Perinatal anxiety severely impacts maternal and infant health, yet efficient screening remains a challenge. This study aims to create a clinically interpretable screening framework by employing a machine learning (ML) model explained via Shapley additive explanations (SHAP).

Methods

This cross-sectional study was conducted between November 2022 and August 2023 at a tertiary teaching hospital in Guangzhou, China. We assessed pregnant women for prenatal anxiety symptoms via the Generalized Anxiety Disorder Scale (GAD-7). Four ML models—random forest (RF), support vector machine (SVM), extreme gradient boosting (XGBoost), and k-nearest neighbor (KNN)—were trained and evaluated via 10-fold cross-validation with a 7:3 train‒test split.

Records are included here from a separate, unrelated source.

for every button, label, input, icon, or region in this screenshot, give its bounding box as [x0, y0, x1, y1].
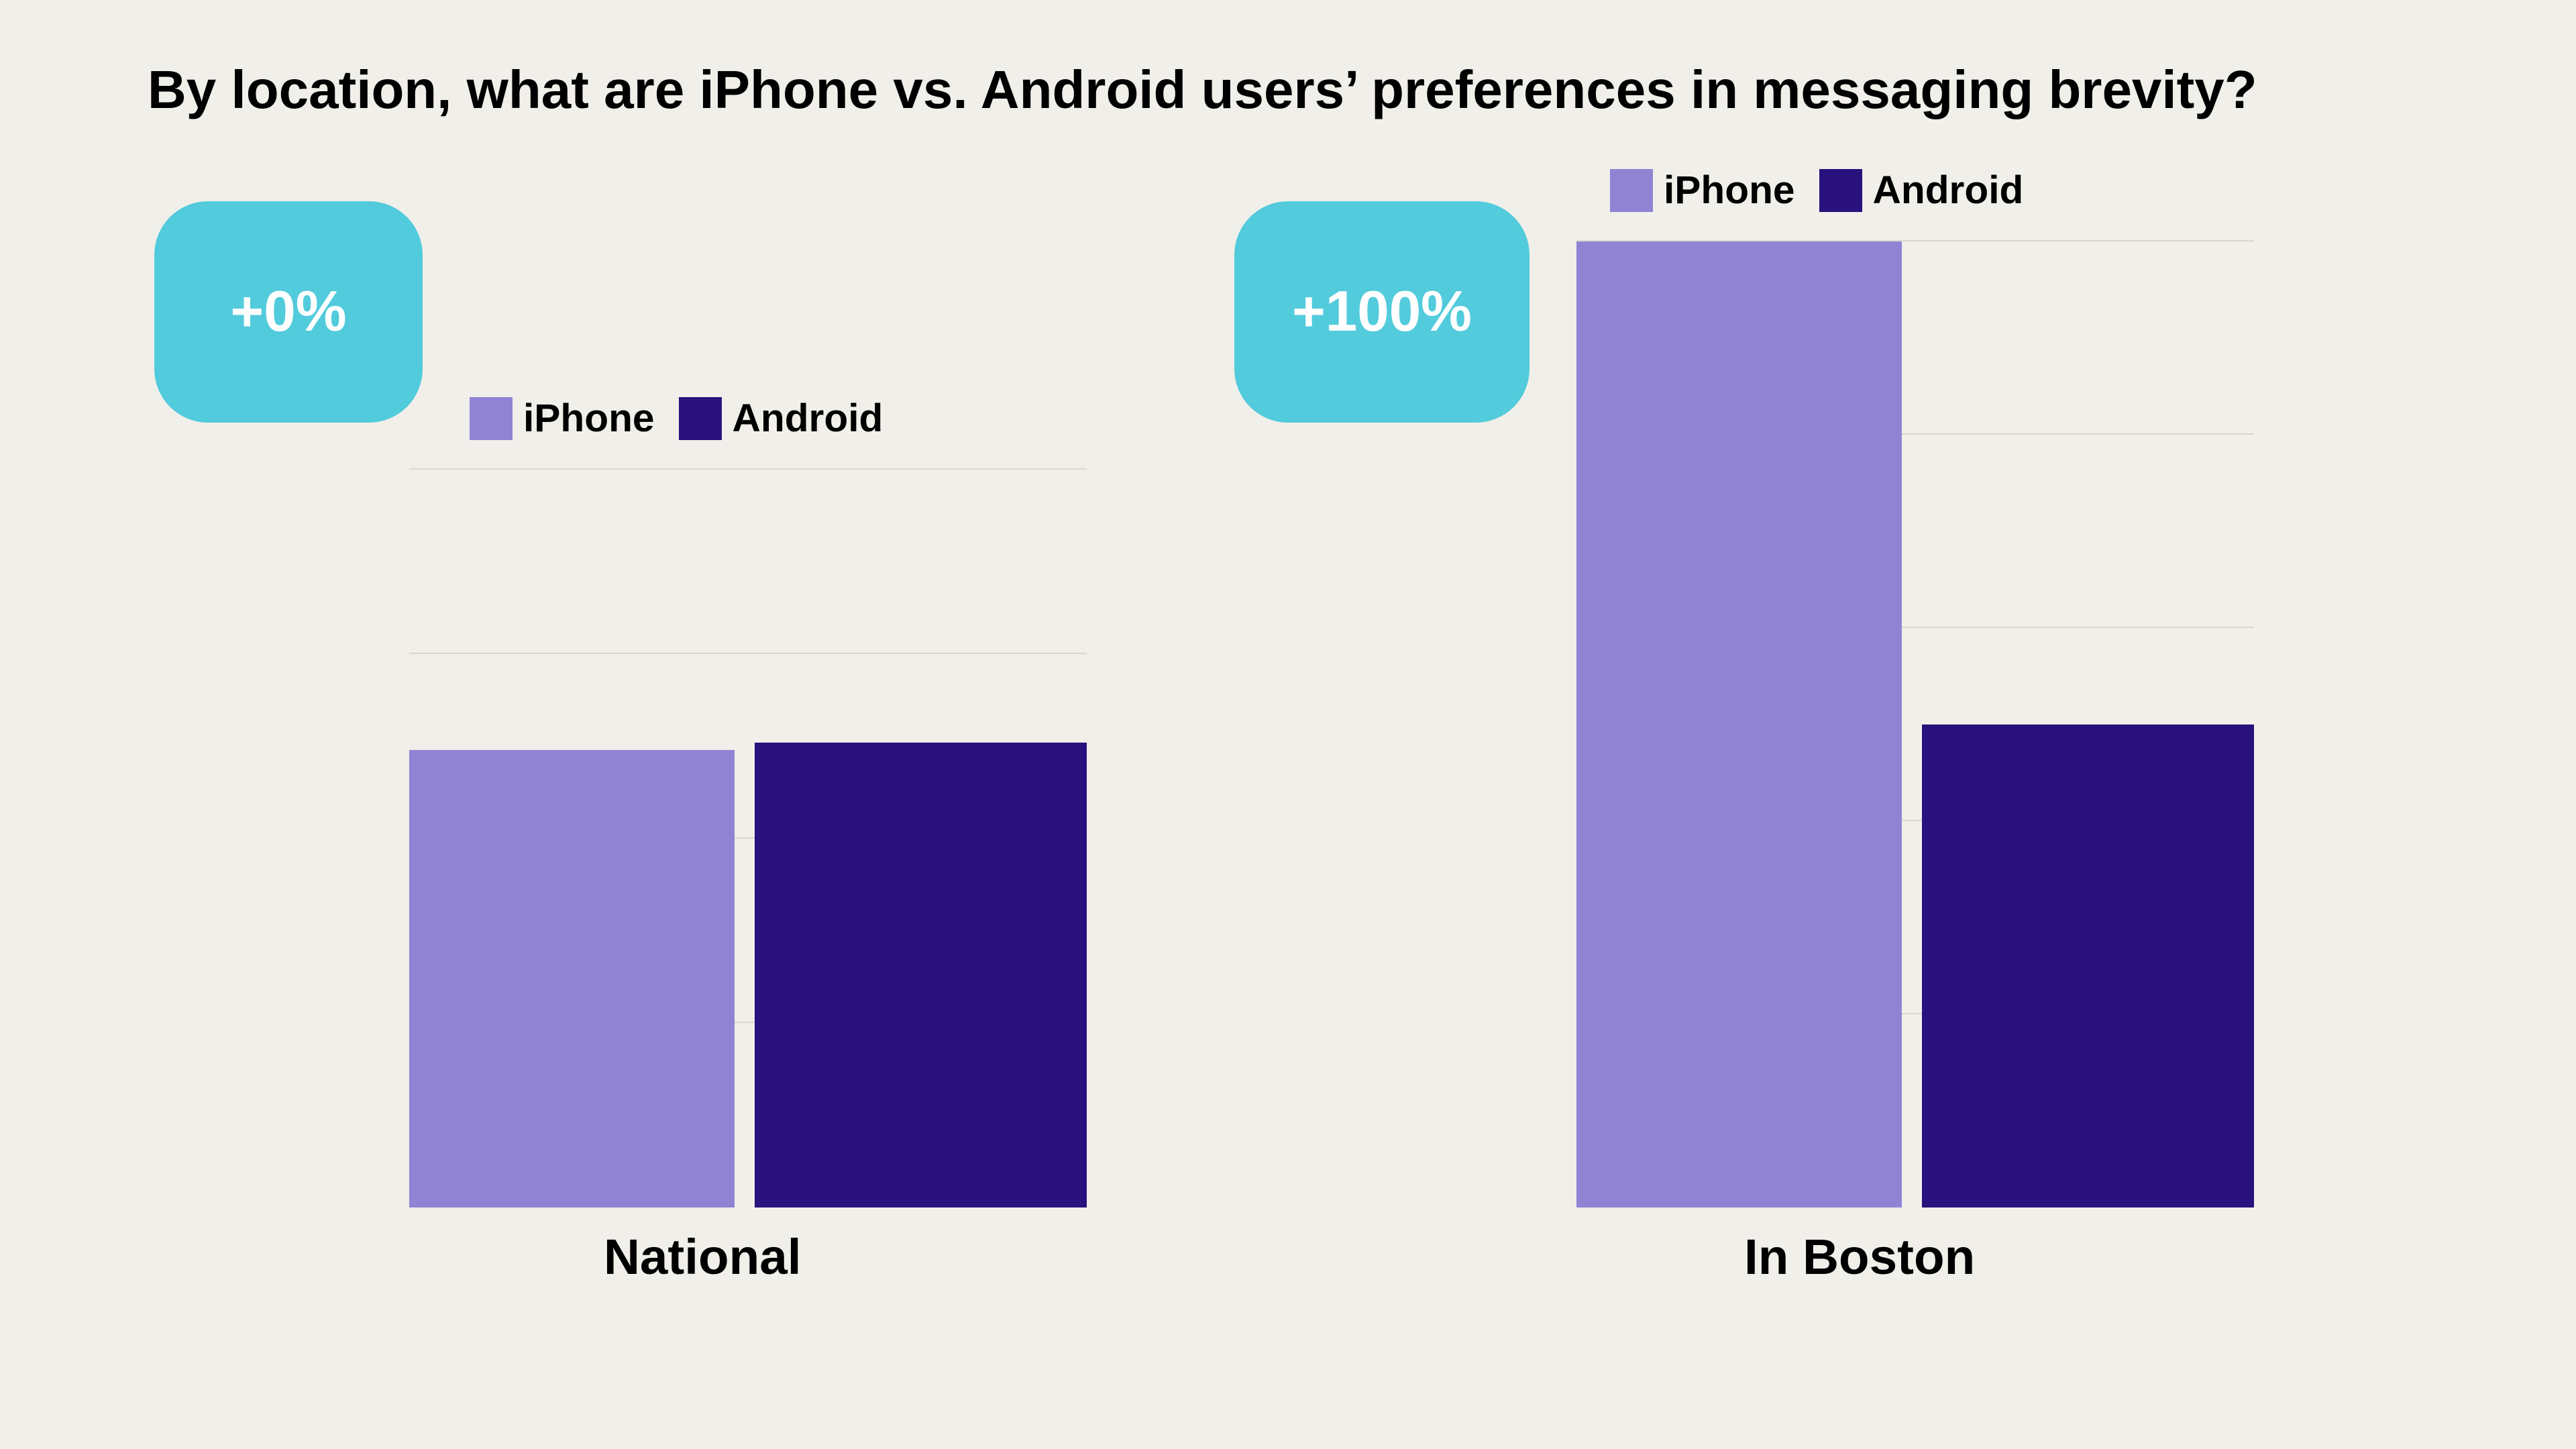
delta-badge-national: +0%: [154, 201, 423, 423]
chart-canvas: By location, what are iPhone vs. Android…: [0, 0, 2576, 1449]
bar-iphone: [409, 750, 735, 1208]
legend-national: iPhone Android: [470, 396, 883, 441]
plot-boston: [1576, 241, 2254, 1208]
legend-entry-iphone: iPhone: [470, 396, 655, 441]
legend-swatch-android: [1819, 169, 1862, 212]
gridline: [409, 468, 1087, 470]
legend-label-iphone: iPhone: [1664, 168, 1795, 213]
legend-label-android: Android: [733, 396, 883, 441]
legend-swatch-android: [679, 397, 722, 440]
legend-boston: iPhone Android: [1610, 168, 2023, 213]
gridline: [409, 653, 1087, 654]
delta-badge-boston: +100%: [1234, 201, 1529, 423]
legend-entry-iphone: iPhone: [1610, 168, 1795, 213]
xlabel-national: National: [604, 1228, 802, 1285]
bar-android: [1922, 724, 2254, 1208]
bar-android: [755, 743, 1087, 1208]
legend-swatch-iphone: [470, 397, 513, 440]
plot-national: [409, 470, 1087, 1208]
legend-label-android: Android: [1873, 168, 2024, 213]
bar-iphone: [1576, 241, 1902, 1208]
legend-entry-android: Android: [679, 396, 883, 441]
legend-entry-android: Android: [1819, 168, 2024, 213]
legend-label-iphone: iPhone: [523, 396, 655, 441]
xlabel-boston: In Boston: [1744, 1228, 1975, 1285]
chart-title: By location, what are iPhone vs. Android…: [148, 60, 2257, 119]
legend-swatch-iphone: [1610, 169, 1653, 212]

Model performance was assessed by the area under the receiver operating characteristic curve (AUC), and SHAP values were used to interpret feature contributions.

Results

We screened 3141 participants via the GAD-7 and identified 318 with prenatal anxiety symptoms, yielding an incidence of 10.1%. The variables most strongly associated with anxiety were selected from 30 candidate variables by using the Boruta algorithm. XGBoost achieved the highest discriminative performance (AUC = 0.712), slightly outperforming RF (AUC = 0.711) and SVM (AUC = 0.633). The KNN model showed near-random performance (AUC = 0.509). SHAP analysis identified sleep quality, premenstrual tension, age, personality, spousal and mother‑daughter‑in‑law relationship quality, occupation, education, dietary habits, and stressful life events as key factors associated with antenatal anxiety symptoms.

Conclusions

The XGBoost model demonstrated acceptable accuracy for identifying antenatal anxiety symptoms. SHAP-based interpretability helps highlight high-impact psychosocial and lifestyle factors, offering a potential tool for early identification and prevention strategies in obstetric care.